Friday, May 11, 2018


5/6/18 male flicker (photo reference)

I finally got around to finishing a project I’d been thinking about for months. Back in January a pair of feisty flickers began trying to use our feeder, which is designed for much smaller birds. Although they managed to get some seeds, it was not without odd contortions and acrobatics. They’re too large to stand on the perches, so they would cling to the side of the feeder instead and bend over to peck the seeds. They were comical and entertaining, and their persistence gave me a chance to sketch them several times.

Over the course of several days in January and February, each time I saw the same male flicker I continue adding more and more detail to the same sketch.

Meanwhile, Greg was shooting photos of most of our avian diners, including the flicker, which gave me an idea. I thought it would be fun to do as many sketches as possible from life first and then eventually do a more finished drawing from a photo. As you know from my frequent complaints while I was taking classes in colored and graphite pencil drawing last year, I’m not a fan of drawing from photos. I do, however, understand the value of learning by using this method, and I know I have benefitted from working this way. Since I had done several sketches from life first, I felt that drawing from a photo would teach me more about the bird without taking away the freshness of life drawing. So that’s what I did: I used one of Greg’s photos of the same flicker I’d sketched as my reference.

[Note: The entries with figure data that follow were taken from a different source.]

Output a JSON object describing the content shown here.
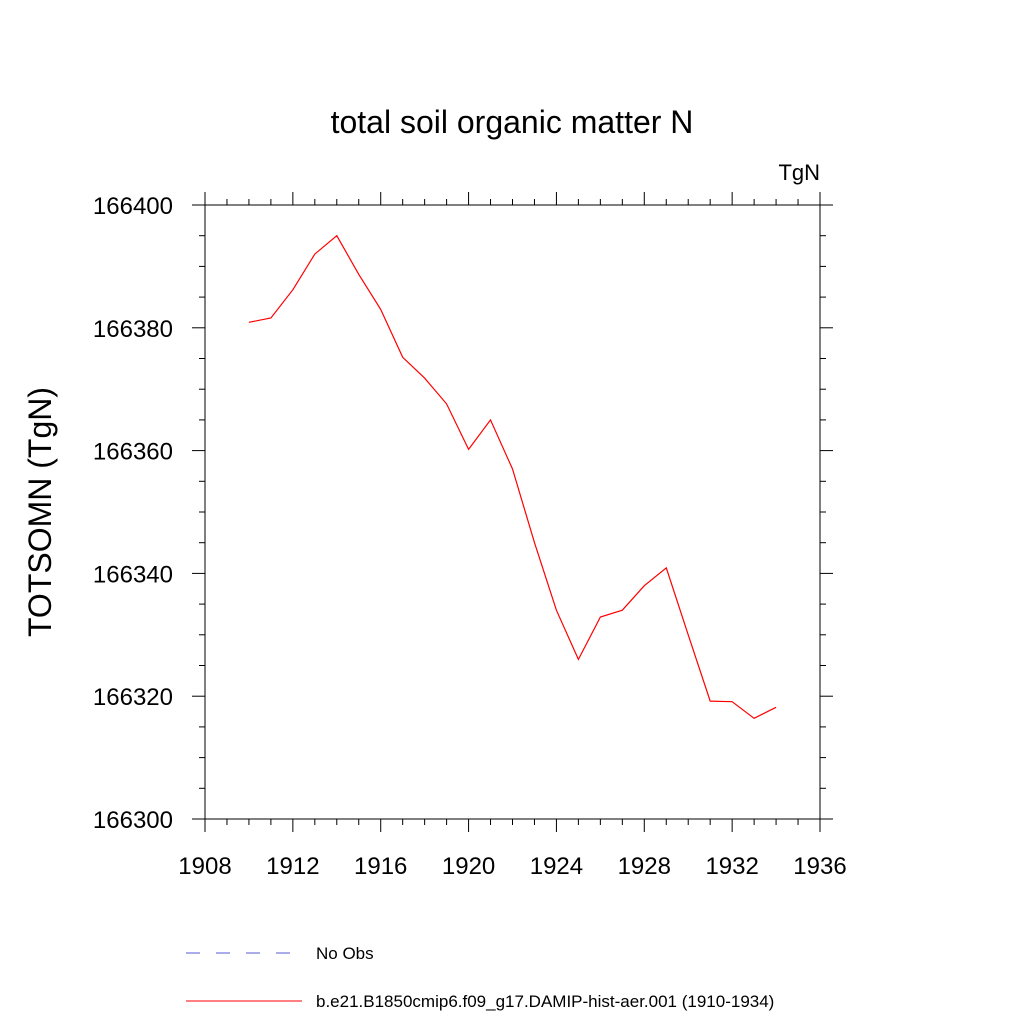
{
  "chart_data": {
    "type": "line",
    "title": "total soil organic matter N",
    "units_label": "TgN",
    "xlabel": "",
    "ylabel": "TOTSOMN  (TgN)",
    "xlim": [
      1908,
      1936
    ],
    "ylim": [
      166300,
      166400
    ],
    "x_ticks": [
      1908,
      1912,
      1916,
      1920,
      1924,
      1928,
      1932,
      1936
    ],
    "y_ticks": [
      166300,
      166320,
      166340,
      166360,
      166380,
      166400
    ],
    "x_tick_labels": [
      "1908",
      "1912",
      "1916",
      "1920",
      "1924",
      "1928",
      "1932",
      "1936"
    ],
    "y_tick_labels": [
      "166300",
      "166320",
      "166340",
      "166360",
      "166380",
      "166400"
    ],
    "grid": false,
    "legend_position": "bottom",
    "series": [
      {
        "name": "No Obs",
        "color": "#5a5ad6",
        "dash": "dashed",
        "x": [],
        "values": []
      },
      {
        "name": "b.e21.B1850cmip6.f09_g17.DAMIP-hist-aer.001 (1910-1934)",
        "color": "#ff0000",
        "dash": "solid",
        "x": [
          1910,
          1911,
          1912,
          1913,
          1914,
          1915,
          1916,
          1917,
          1918,
          1919,
          1920,
          1921,
          1922,
          1923,
          1924,
          1925,
          1926,
          1927,
          1928,
          1929,
          1930,
          1931,
          1932,
          1933,
          1934
        ],
        "values": [
          166380.9,
          166381.6,
          166386.2,
          166392.0,
          166395.0,
          166388.7,
          166383.0,
          166375.2,
          166371.8,
          166367.6,
          166360.2,
          166365.0,
          166357.0,
          166345.0,
          166334.0,
          166326.0,
          166332.9,
          166334.0,
          166338.0,
          166340.9,
          166330.0,
          166319.2,
          166319.1,
          166316.4,
          166318.2
        ]
      }
    ]
  }
}
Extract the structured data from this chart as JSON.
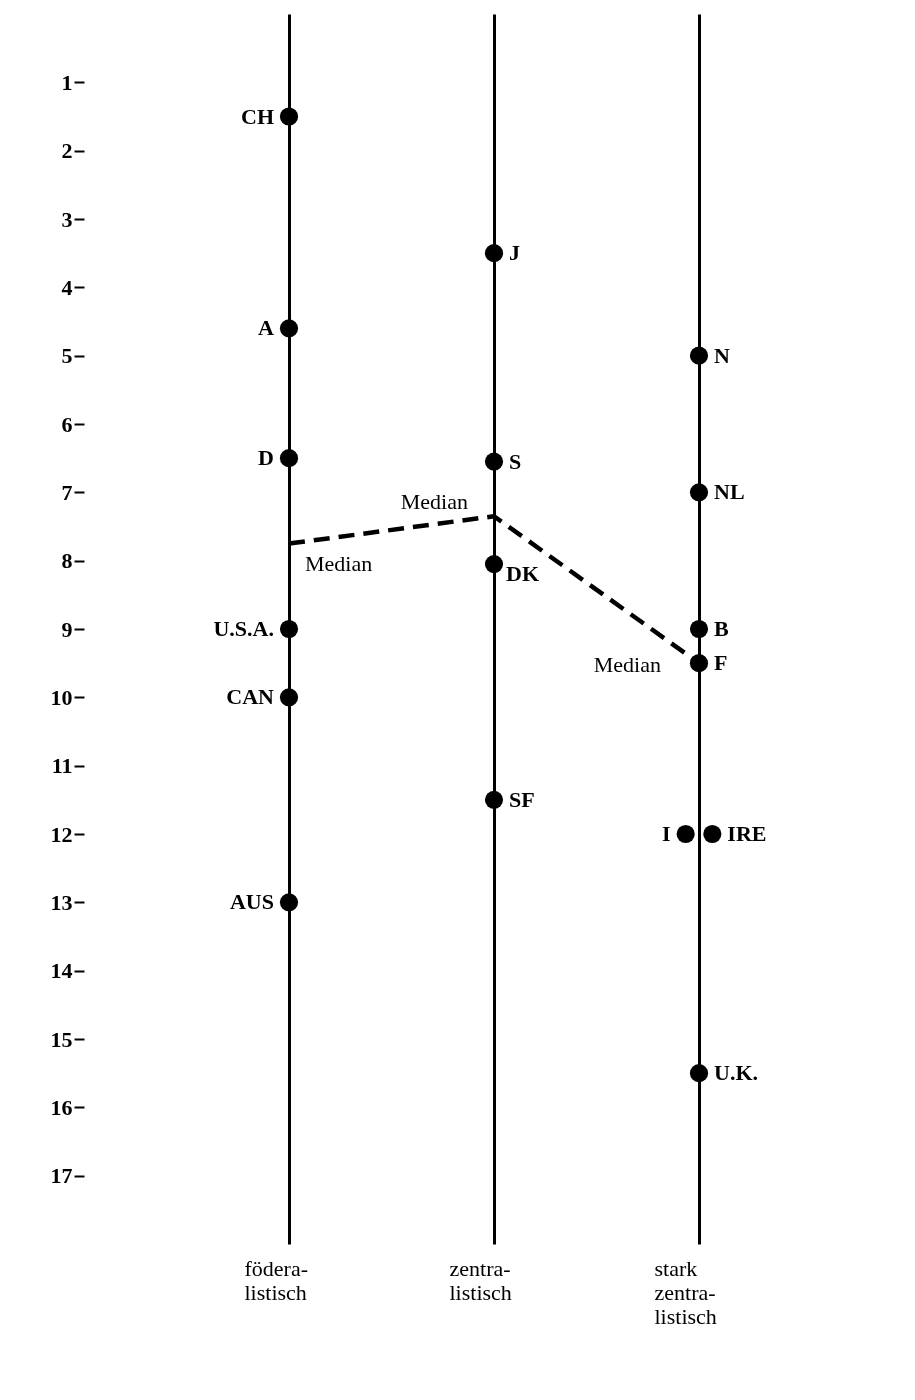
{
  "chart_data": {
    "type": "scatter",
    "categories": [
      "födera-\nlistisch",
      "zentra-\nlistisch",
      "stark\nzentra-\nlistisch"
    ],
    "ylim": [
      18,
      0
    ],
    "yticks": [
      1,
      2,
      3,
      4,
      5,
      6,
      7,
      8,
      9,
      10,
      11,
      12,
      13,
      14,
      15,
      16,
      17
    ],
    "grid": "x",
    "marker": "circle",
    "series": [
      {
        "color": "#000000",
        "x": [
          "födera-\nlistisch",
          "födera-\nlistisch",
          "födera-\nlistisch",
          "födera-\nlistisch",
          "födera-\nlistisch",
          "födera-\nlistisch",
          "zentra-\nlistisch",
          "zentra-\nlistisch",
          "zentra-\nlistisch",
          "zentra-\nlistisch",
          "stark\nzentra-\nlistisch",
          "stark\nzentra-\nlistisch",
          "stark\nzentra-\nlistisch",
          "stark\nzentra-\nlistisch",
          "stark\nzentra-\nlistisch",
          "stark\nzentra-\nlistisch",
          "stark\nzentra-\nlistisch"
        ],
        "values": [
          1.5,
          4.6,
          6.5,
          9,
          10,
          13,
          3.5,
          6.55,
          8.05,
          11.5,
          5,
          7,
          9,
          9.5,
          12,
          12,
          15.5
        ]
      },
      {
        "type": "line",
        "color": "#000000",
        "line_style": "dashed",
        "marker": "none",
        "x": [
          "födera-\nlistisch",
          "zentra-\nlistisch",
          "stark\nzentra-\nlistisch"
        ],
        "values": [
          7.75,
          7.35,
          9.5
        ]
      }
    ],
    "annotations": [
      {
        "text": "CH",
        "x": "födera-\nlistisch",
        "y": 1.5
      },
      {
        "text": "A",
        "x": "födera-\nlistisch",
        "y": 4.6
      },
      {
        "text": "D",
        "x": "födera-\nlistisch",
        "y": 6.5
      },
      {
        "text": "U.S.A.",
        "x": "födera-\nlistisch",
        "y": 9
      },
      {
        "text": "CAN",
        "x": "födera-\nlistisch",
        "y": 10
      },
      {
        "text": "AUS",
        "x": "födera-\nlistisch",
        "y": 13
      },
      {
        "text": "J",
        "x": "zentra-\nlistisch",
        "y": 3.5
      },
      {
        "text": "S",
        "x": "zentra-\nlistisch",
        "y": 6.55
      },
      {
        "text": "DK",
        "x": "zentra-\nlistisch",
        "y": 8.05
      },
      {
        "text": "SF",
        "x": "zentra-\nlistisch",
        "y": 11.5
      },
      {
        "text": "N",
        "x": "stark\nzentra-\nlistisch",
        "y": 5
      },
      {
        "text": "NL",
        "x": "stark\nzentra-\nlistisch",
        "y": 7
      },
      {
        "text": "B",
        "x": "stark\nzentra-\nlistisch",
        "y": 9
      },
      {
        "text": "F",
        "x": "stark\nzentra-\nlistisch",
        "y": 9.5
      },
      {
        "text": "I",
        "x": "stark\nzentra-\nlistisch",
        "y": 12
      },
      {
        "text": "IRE",
        "x": "stark\nzentra-\nlistisch",
        "y": 12
      },
      {
        "text": "U.K.",
        "x": "stark\nzentra-\nlistisch",
        "y": 15.5
      },
      "Median",
      {
        "text": "Median",
        "x": "zentra-\nlistisch",
        "y": 7.35
      },
      {
        "text": "Median",
        "x": "stark\nzentra-\nlistisch",
        "y": 9.5
      }
    ]
  }
}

1/7 and 1/28/18 (in progress; from life)
1/29/18 (in progress; from life)

2/2/18 (from life)

Indeed, the experience was as I’d hoped. Of course, I enjoyed sketching from life much more; I’m so much more engaged when my model is endlessly moving and, well, alive. But drawing from the photo taught me more about the flicker’s proportions, form and details, and my understanding will probably inform my sketches the next time I see it.

3/15/18 (from life)
2/2/18 (from life)

The last few weeks as the temperatures have warmed, we’ve seen fewer and fewer birds at our feeders as the grub gets tastier and more available from natural sources. We’ve enjoyed endless entertainment all winter and spring, but it’s time to take the feeders down until autumn. I’ll look forward to giving the flickers a shot again – from life, of course. Heck, we might even buy a feeder that will accommodate them better!

Female flicker
Male flicker (Photos by Greg Mullin)

Male flicker


  1. What a great set of flicker sketches. I'm with you about sketching from photos; I just can't get my brain engaged with photos. So much harder than drawing from the real thing.

    1. Thanks! I really miss the birds. . . already looking forward to fall when we put the feeders back up.

  2. Good post and sketches.

    Hmm. Seasonal feeders. I never thought of that.